Published: 16/05/2002, Volume II2, No. 5805 Page 5
A consultant who was told she would not go far in her profession because she was black and a woman has won a damages battle against South Tyneside Healthcare trust.
The trust fired Feyi Awotona in December 1998 for 'gross personal misconduct' because she began amassing evidence for a racial discrimination claim, a Newcastle tribunal heard. It upheld Dr Awotona's claims of racial discrimination and unfair dismissal but rejected her claim of sexual discrimination.
Dr Awotona told the tribunal that the 'most obvious example of a comment motivated by race and sex' came from medical director Peter Robson in April 1996, when she wanted to head up local implementation of the government's Changing Childbirth initiative.
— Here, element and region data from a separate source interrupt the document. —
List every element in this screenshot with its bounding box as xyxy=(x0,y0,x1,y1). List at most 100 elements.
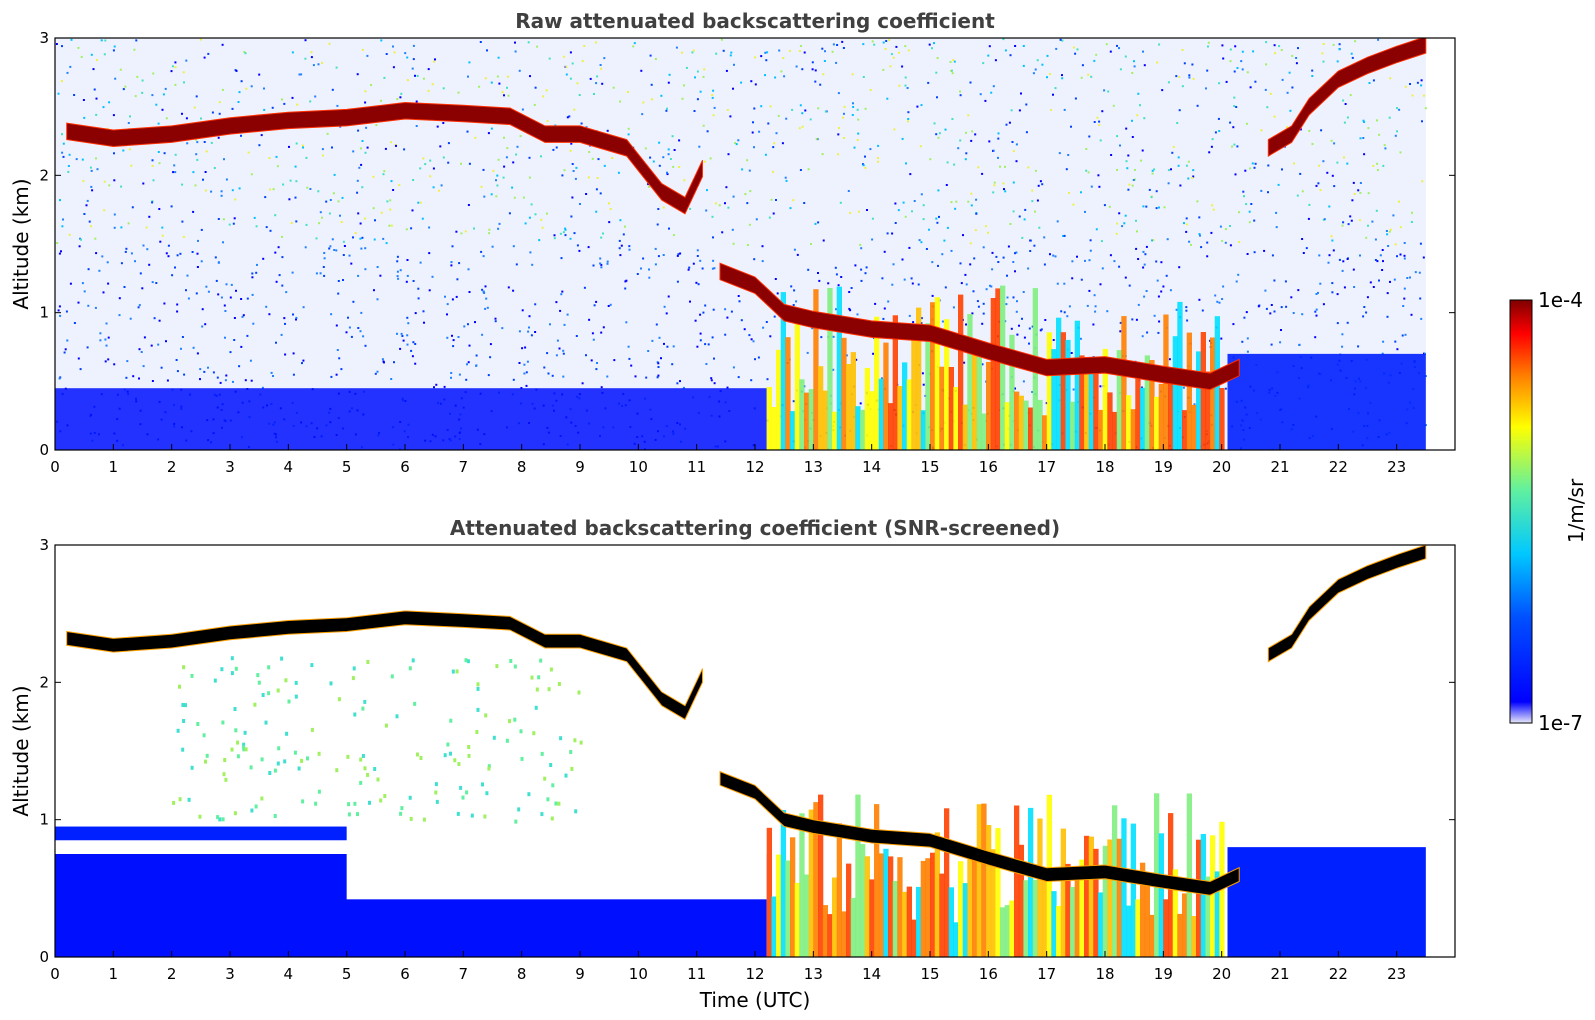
screened-patch xyxy=(287,699,291,704)
screened-patch xyxy=(184,703,187,708)
x-tick-label: 5 xyxy=(342,965,352,983)
screened-patch xyxy=(310,727,314,732)
screened-virga-column xyxy=(925,858,931,957)
screened-virga-column xyxy=(972,847,978,957)
virga-column xyxy=(1023,400,1029,450)
screened-virga-column xyxy=(1042,875,1048,957)
virga-column xyxy=(1126,395,1132,450)
screened-patch xyxy=(260,757,264,762)
screened-patch xyxy=(557,801,561,806)
x-tick-label: 1 xyxy=(109,458,119,476)
virga-column xyxy=(916,307,922,450)
screened-virga-column xyxy=(953,922,959,957)
screened-patch xyxy=(449,718,453,723)
screened-upper-cloud-layer xyxy=(66,610,703,721)
virga-column xyxy=(1079,355,1085,450)
screened-virga-column xyxy=(1107,839,1113,957)
screened-patch xyxy=(268,771,272,775)
screened-virga-column xyxy=(967,853,973,957)
screened-patch xyxy=(483,814,487,819)
screened-patch xyxy=(224,777,228,782)
virga-column xyxy=(1088,357,1094,450)
virga-column xyxy=(1093,361,1099,450)
screened-patch xyxy=(408,666,412,671)
raw-heatmap xyxy=(55,38,1427,450)
screened-virga-column xyxy=(883,848,889,957)
x-tick-label: 15 xyxy=(920,458,939,476)
screened-virga-column xyxy=(1051,891,1057,957)
screened-patch xyxy=(408,795,412,800)
virga-column xyxy=(1051,349,1057,450)
virga-column xyxy=(1074,320,1080,450)
screened-patch xyxy=(446,742,450,747)
screened-patch xyxy=(540,751,544,756)
x-tick-label: 13 xyxy=(804,965,823,983)
x-tick-label: 18 xyxy=(1095,965,1114,983)
screened-virga-column xyxy=(827,914,833,957)
upper-cloud-layer xyxy=(66,101,703,215)
screened-patch xyxy=(530,675,534,680)
screened-virga-column xyxy=(1210,835,1216,957)
screened-virga-column xyxy=(902,891,908,957)
screened-patch xyxy=(557,682,561,686)
low-aerosol-layer xyxy=(55,388,767,450)
screened-patch xyxy=(399,811,403,816)
screened-patch xyxy=(222,772,226,777)
virga-column xyxy=(1056,317,1062,450)
virga-column xyxy=(1009,334,1015,450)
virga-column xyxy=(1154,396,1160,450)
screened-virga-column xyxy=(920,860,926,957)
screened-patch xyxy=(465,790,469,795)
screened-heatmap xyxy=(55,545,1427,957)
colorbar-unit-label: 1/m/sr xyxy=(1564,478,1588,543)
y-tick-label: 1 xyxy=(39,811,49,829)
screened-virga-column xyxy=(1182,893,1188,957)
screened-patch xyxy=(475,730,479,734)
screened-patch xyxy=(244,747,248,752)
screened-virga-column xyxy=(1060,828,1066,957)
screened-patch xyxy=(337,697,341,702)
screened-virga-column xyxy=(1093,848,1099,957)
virga-column xyxy=(1158,383,1164,450)
screened-patch xyxy=(284,678,288,683)
screened-patch xyxy=(205,753,209,758)
screened-patch xyxy=(434,782,438,787)
screened-patch xyxy=(285,731,289,736)
screened-patch xyxy=(190,765,194,770)
screened-virga-column xyxy=(878,853,884,957)
screened-patch xyxy=(509,659,513,663)
screened-virga-column xyxy=(776,854,782,957)
screened-virga-column xyxy=(1000,907,1006,957)
screened-patch xyxy=(376,777,380,782)
screened-patch xyxy=(546,797,550,802)
screened-patch xyxy=(492,735,496,740)
screened-late-high-cloud-layer xyxy=(1267,545,1427,663)
screened-virga-column xyxy=(1172,869,1178,957)
x-tick-label: 8 xyxy=(517,458,527,476)
screened-patch xyxy=(172,800,176,805)
screened-patch xyxy=(579,740,583,745)
screened-patch xyxy=(527,792,531,797)
screened-patch xyxy=(273,814,277,818)
screened-patch xyxy=(347,802,351,807)
x-tick-label: 11 xyxy=(687,965,706,983)
screened-patch xyxy=(366,660,370,664)
screened-patch xyxy=(294,680,298,685)
screened-late-aerosol xyxy=(1227,847,1426,957)
screened-patch xyxy=(495,664,499,669)
panel1-y-label: Altitude (km) xyxy=(9,178,33,309)
x-tick-label: 7 xyxy=(459,965,469,983)
screened-patch xyxy=(457,762,461,766)
virga-column xyxy=(1042,415,1048,450)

'He astonished me by saying that because I was a woman and black, there was a limit to what I could do at South Tyneside.'
The tribunal examined allegations that Dr Awotona vanished from work, leaving a labour ward without a consultant, and that she was obstructive and confrontational. There were further allegations that she was uncontactable on an occasion when she was on call.
Dr Awotona claimed the charges were 'trumped up' and the only reason she was sacked was because of her race and the fact she was pursuing a discrimination case.
And the tribunal found that, 'it was primarily that series of acts which brought about the decision on the part of the respondent to gather evidence for, and then to institute, disciplinary proceedings.
'We were satisfied the making and pursuit of the allegations of racial discrimination resulted in the decision to dismiss the applicant.'
A future hearing will take place to determine the amount of damages awarded to Dr Awotona.